Modeling the effect of protection by natural anti-A or -B antibodies on the virus transmission in populations
A deterministic SIR (susceptible, infectious, recovered) model of the transmission dynamics of SARS that takes into account the effect of the protection by anti-histo-blood group natural antibodies was developed. In this model, the whole population was divided according to the different blood groups (A, B, O, or AB) into four interacting subpopulations NA, NB, NO and NAB. For each subpopulation N = S(t) + I(t) + R(t) where S(t), I(t), and R(t) represent, for each blood group, the number of individuals susceptible, infected, or recovered at time t, respectively. Four different populations reflecting the variability in blood groups distributions were studied (Table I): Chinese from Hong Kong, Aïnu from Japan, Amerindians and white Americans from the United States.

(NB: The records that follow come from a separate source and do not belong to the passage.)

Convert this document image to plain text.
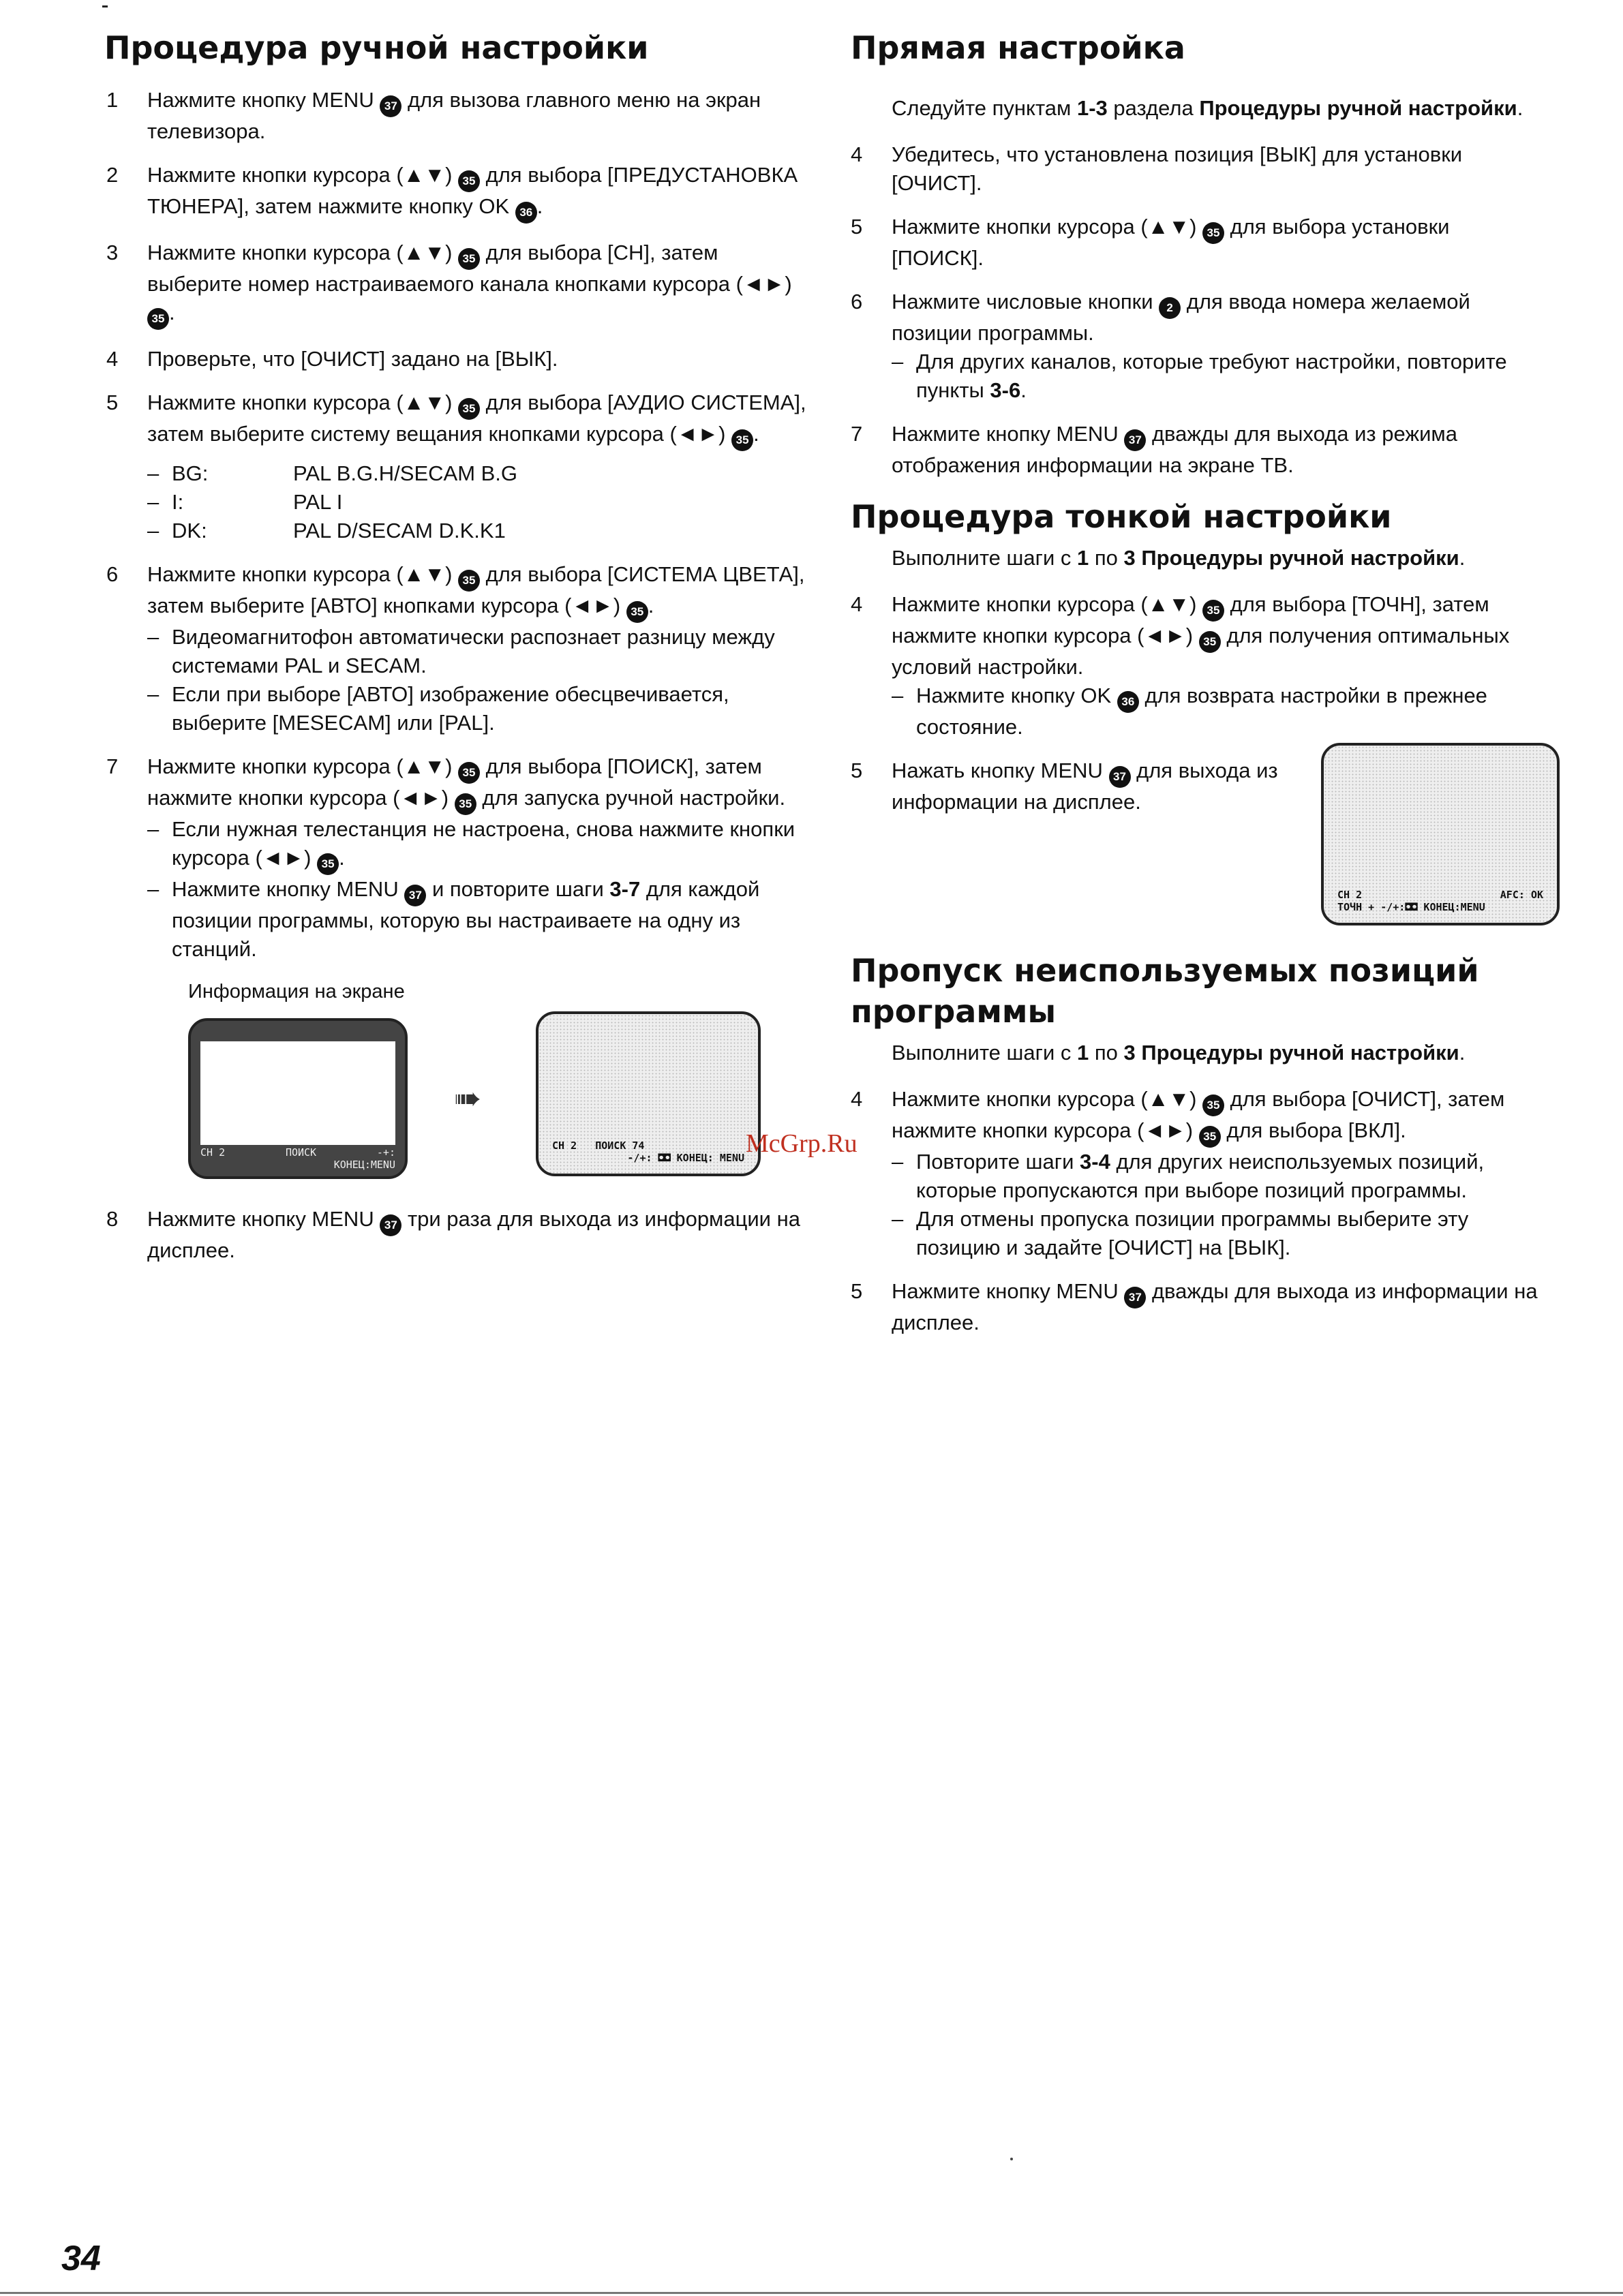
Процедура ручной настройки
1	Нажмите кнопку MENU 37 для вызова главного меню на экран телевизора.
2	Нажмите кнопки курсора (▲▼) 35 для выбора [ПРЕДУСТАНОВКА ТЮНЕРА], затем нажмите кнопку OK 36 .
3	Нажмите кнопки курсора (▲▼) 35 для выбора [CH], затем выберите номер настраиваемого канала кнопками курсора (◄►) 35 .
4	Проверьте, что [ОЧИСТ] задано на [ВЫК].
5	Нажмите кнопки курсора (▲▼) 35 для выбора [АУДИО СИСТЕМА], затем выберите систему вещания кнопками курсора (◄►) 35 .
– BG:	PAL B.G.H/SECAM B.G
– I:	PAL I
– DK:	PAL D/SECAM D.K.K1
6	Нажмите кнопки курсора (▲▼) 35 для выбора [СИСТЕМА ЦВЕТА], затем выберите [АВТО] кнопками курсора (◄►) 35 .
– Видеомагнитофон автоматически распознает разницу между системами PAL и SECAM.
– Если при выборе [АВТО] изображение обесцвечивается, выберите [MESECAM] или [PAL].
7	Нажмите кнопки курсора (▲▼) 35 для выбора [ПОИСК], затем нажмите кнопки курсора (◄►) 35 для запуска ручной настройки.
– Если нужная телестанция не настроена, снова нажмите кнопки курсора (◄►) 35 .
– Нажмите кнопку MENU 37 и повторите шаги 3-7 для каждой позиции программы, которую вы настраиваете на одну из станций.
Информация на экране
CH 2	ПОИСК	-+:
КОНЕЦ:MENU
➠
CH 2 ПОИСК 74
-/+: ◘◘ КОНЕЦ: MENU
8	Нажмите кнопку MENU 37 три раза для выхода из информации на дисплее.
Прямая настройка
Следуйте пунктам 1-3 раздела Процедуры ручной настройки.
4	Убедитесь, что установлена позиция [ВЫК] для установки [ОЧИСТ].
5	Нажмите кнопки курсора (▲▼) 35 для выбора установки [ПОИСК].
6	Нажмите числовые кнопки 2 для ввода номера желаемой позиции программы.
– Для других каналов, которые требуют настройки, повторите пункты 3-6.
7	Нажмите кнопку MENU 37 дважды для выхода из режима отображения информации на экране ТВ.
Процедура тонкой настройки
Выполните шаги с 1 по 3 Процедуры ручной настройки.
4	Нажмите кнопки курсора (▲▼) 35 для выбора [ТОЧН], затем нажмите кнопки курсора (◄►) 35 для получения оптимальных условий настройки.
– Нажмите кнопку OK 36 для возврата настройки в прежнее состояние.
5	Нажать кнопку MENU 37 для выхода из информации на дисплее.
CH 2	AFC: OK
ТОЧН + -/+:◘◘ КОНЕЦ:MENU
Пропуск неиспользуемых позиций программы
Выполните шаги с 1 по 3 Процедуры ручной настройки.
4	Нажмите кнопки курсора (▲▼) 35 для выбора [ОЧИСТ], затем нажмите кнопки курсора (◄►) 35 для выбора [ВКЛ].
– Повторите шаги 3-4 для других неиспользуемых позиций, которые пропускаются при выборе позиций программы.
– Для отмены пропуска позиции программы выберите эту позицию и задайте [ОЧИСТ] на [ВЫК].
5	Нажмите кнопку MENU 37 дважды для выхода из информации на дисплее.
McGrp.Ru
34
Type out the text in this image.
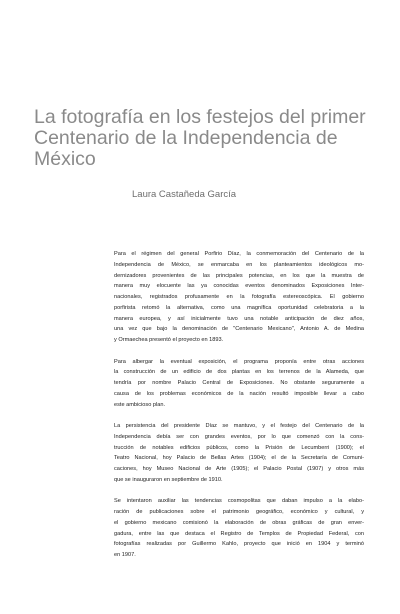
La fotografía en los festejos del primer
Centenario de la Independencia de
México

Laura Castañeda García

Para el régimen del general Porfirio Díaz, la conmemoración del Centenario de la
Independencia de México, se enmarcaba en los planteamientos ideológicos mo-
dernizadores provenientes de las principales potencias, en los que la muestra de
manera muy elocuente las ya conocidas eventos denominados Exposiciones Inter-
nacionales, registrados profusamente en la fotografía estereoscópica. El gobierno
porfirista retomó la alternativa, como una magnífica oportunidad celebratoria a la
manera europea, y así inicialmente tuvo una notable anticipación de diez años,
una vez que bajo la denominación de "Centenario Mexicano", Antonio A. de Medina
y Ormaechea presentó el proyecto en 1893.

Para albergar la eventual exposición, el programa proponía entre otras acciones
la construcción de un edificio de dos plantas en los terrenos de la Alameda, que
tendría por nombre Palacio Central de Exposiciones. No obstante seguramente a
causa de los problemas económicos de la nación resultó imposible llevar a cabo
este ambicioso plan.

La persistencia del presidente Díaz se mantuvo, y el festejo del Centenario de la
Independencia debía ser con grandes eventos, por lo que comenzó con la cons-
trucción de notables edificios públicos, como la Prisión de Lecumberri (1900); el
Teatro Nacional, hoy Palacio de Bellas Artes (1904); el de la Secretaría de Comuni-
caciones, hoy Museo Nacional de Arte (1905); el Palacio Postal (1907) y otros más
que se inauguraron en septiembre de 1910.

Se intentaron auxiliar las tendencias cosmopolitas que daban impulso a la elabo-
ración de publicaciones sobre el patrimonio geográfico, económico y cultural, y
el gobierno mexicano comisionó la elaboración de obras gráficas de gran enver-
gadura, entre las que destaca el Registro de Templos de Propiedad Federal, con
fotografías realizadas por Guillermo Kahlo, proyecto que inició en 1904 y terminó
en 1907.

Table I  Distribution of ABO blood groups in four different populations used to model the impact of the ABO effect on SARS transmission.
[O]  [A]  [B]  [AB]
Aïnu (Japan)  0.17  0.32  0.337  0.173
Chinese (Hong Kong)  0.422  0.178  0.333  0.067
Caucasians (USA)  0.45  0.40  0.111  0.039
Amerindians (USA)  0.79  0.16  0.046  0.004
The frequencies of each phenotype were obtained from Mourant (1983). Mathematical details are given in the appendix available as supplementary data; the program was written in C++, a 1-day step was used for all the simulations. In each simulation, changes in the number of infected individuals (cases) over time were determined.